The chance of getting all of the rabbits has to be slim and those remaining would merely reproduce at a faster rate to refill the territory available. The hunting season in August - November will reduce them and, it is probably better to continue with that rhythm. (Much as I personally dislike the idea of hunting, I accept it is a better solution than some alternatives - such as traps or poisons - both of which would also present greater risks for other animals.)

Last year there seemed to be so many rabbits, we were almost tripping over them every time we went out walking. In fact, one morning, Kitty was with us and there she was walking along (possibly daydreaming), when she suddenly came nose to nose with a fully-grown buck rabbit. Both took a moment's pause, taken aback, then went on their respective ways.

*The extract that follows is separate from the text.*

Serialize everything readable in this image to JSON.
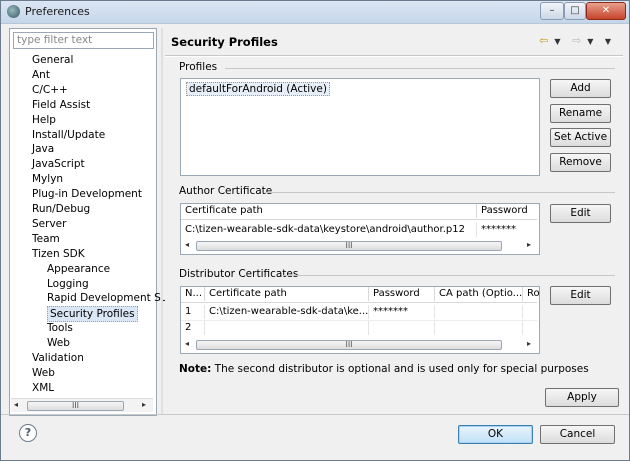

This we hadn't seen before and it led me to start wondering why.

Recently, I discovered the answer. Tourists!

If they call it tourist season, why can't we shoot 'em?

As usual, man is the author of his own folly. It also shows you, in one small cycle, how everything in nature is connected and why balances must be maintained. What worries me even more is that man in his infinite wisdom (cough) may well take to more environmentally damaging *remedies* (like poisons) in order to *cure* the environmental damage he has already done.

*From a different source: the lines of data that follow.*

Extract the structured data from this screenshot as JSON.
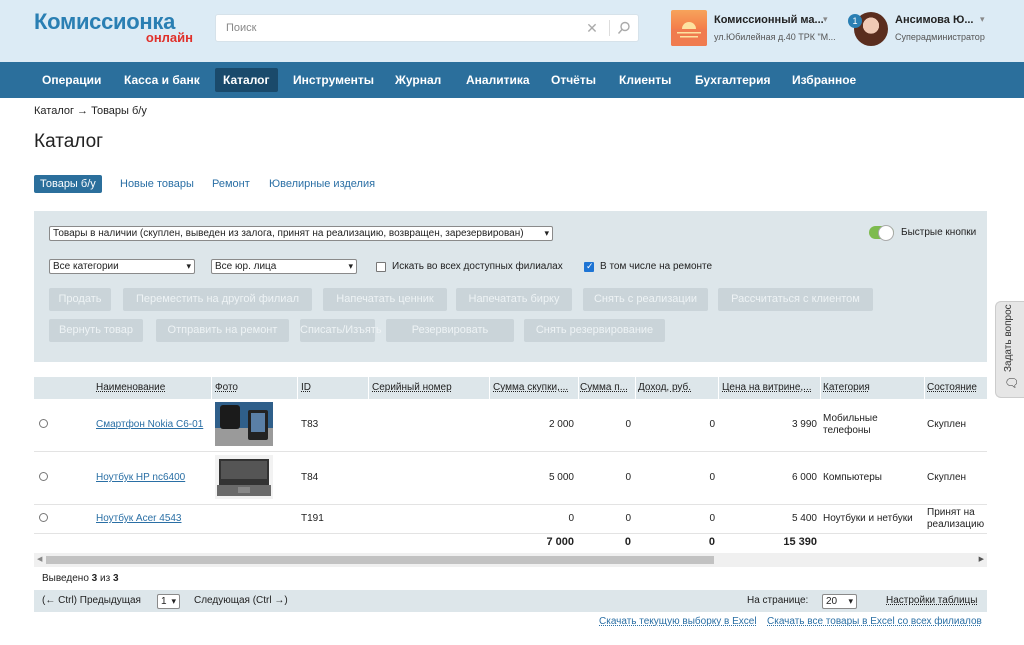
{
  "header": {
    "logo_line1": "Комиссионка",
    "logo_line2": "онлайн",
    "search_placeholder": "Поиск",
    "store_name": "Комиссионный ма...",
    "store_address": "ул.Юбилейная д.40 ТРК \"М...",
    "notification_count": "1",
    "user_name": "Ансимова Ю...",
    "user_role": "Суперадминистратор"
  },
  "nav": {
    "items": [
      "Операции",
      "Касса и банк",
      "Каталог",
      "Инструменты",
      "Журнал",
      "Аналитика",
      "Отчёты",
      "Клиенты",
      "Бухгалтерия",
      "Избранное"
    ],
    "active": "Каталог"
  },
  "breadcrumb": "Каталог → Товары б/у",
  "page_title": "Каталог",
  "tabs": [
    "Товары б/у",
    "Новые товары",
    "Ремонт",
    "Ювелирные изделия"
  ],
  "filters": {
    "status_select": "Товары в наличии (скуплен, выведен из залога, принят на реализацию, возвращен, зарезервирован)",
    "category_select": "Все категории",
    "entity_select": "Все юр. лица",
    "search_all_branches": "Искать во всех доступных филиалах",
    "search_all_branches_checked": false,
    "include_repair": "В том числе на ремонте",
    "include_repair_checked": true,
    "quick_buttons": "Быстрые кнопки",
    "quick_buttons_on": true
  },
  "actions": {
    "row1": [
      "Продать",
      "Переместить на другой филиал",
      "Напечатать ценник",
      "Напечатать бирку",
      "Снять с реализации",
      "Рассчитаться с клиентом"
    ],
    "row2": [
      "Вернуть товар",
      "Отправить на ремонт",
      "Списать/Изъять",
      "Резервировать",
      "Снять резервирование"
    ]
  },
  "table": {
    "columns": [
      "Наименование",
      "Фото",
      "ID",
      "Серийный номер",
      "Сумма скупки,...",
      "Сумма п...",
      "Доход, руб.",
      "Цена на витрине,...",
      "Категория",
      "Состояние"
    ],
    "rows": [
      {
        "name": "Смартфон Nokia C6-01",
        "id": "T83",
        "serial": "",
        "buy": "2 000",
        "sum": "0",
        "income": "0",
        "price": "3 990",
        "category": "Мобильные телефоны",
        "state": "Скуплен",
        "photo": "phone"
      },
      {
        "name": "Ноутбук HP nc6400",
        "id": "T84",
        "serial": "",
        "buy": "5 000",
        "sum": "0",
        "income": "0",
        "price": "6 000",
        "category": "Компьютеры",
        "state": "Скуплен",
        "photo": "laptop"
      },
      {
        "name": "Ноутбук Acer 4543",
        "id": "T191",
        "serial": "",
        "buy": "0",
        "sum": "0",
        "income": "0",
        "price": "5 400",
        "category": "Ноутбуки и нетбуки",
        "state": "Принят на реализацию",
        "photo": ""
      }
    ],
    "totals": {
      "buy": "7 000",
      "sum": "0",
      "income": "0",
      "price": "15 390"
    }
  },
  "summary": {
    "prefix": "Выведено",
    "shown": "3",
    "of": "из",
    "total": "3"
  },
  "pager": {
    "prev": "(← Ctrl) Предыдущая",
    "page": "1",
    "next": "Следующая (Ctrl →)",
    "per_page_label": "На странице:",
    "per_page": "20",
    "settings": "Настройки таблицы"
  },
  "downloads": {
    "current": "Скачать текущую выборку в Excel",
    "all": "Скачать все товары в Excel со всех филиалов"
  },
  "feedback": "Задать вопрос"
}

Anyway, it seems that the growing numbers of tourists visiting areas near where birds of prey nest are disturbing the peace of said birds, so they are not breeding in sufficient numbers to cope with the quantity of rabbits that are their normal prey. Hence, the rabbits are multiplying at the rate rabbits do, unhindered.

We do frequently see two to three pairs of these birds hovering over the valley, but the numbers have reduced. What really needs to be done is to control tourism more closely and create more nature reserves that they are not permitted to disturb, restoring the balance of nature so that the birds can reproduce, catch more rabbits and put money back into farmers' pockets.

These islands rely on tourism for their main economy, but this is not just at the cost of the environment, but creates a "robbing Peter to pay Paul" scenario, where those in tourism prosper at the expense of their kinsmen in agriculture. Both are important. It would never be good business to have all our eggs in one basket and this just isn't a sustainable option. These same tourists are disturbing the peace of the whales and dolphins that they go to view on boat safaris and they create daily traffic jams on our mountain roads through precious pine and "laurasilva" forest. And I just can't help wondering what they will come to look at, once all of this beautiful nature has been totally destroyed for their pleasure.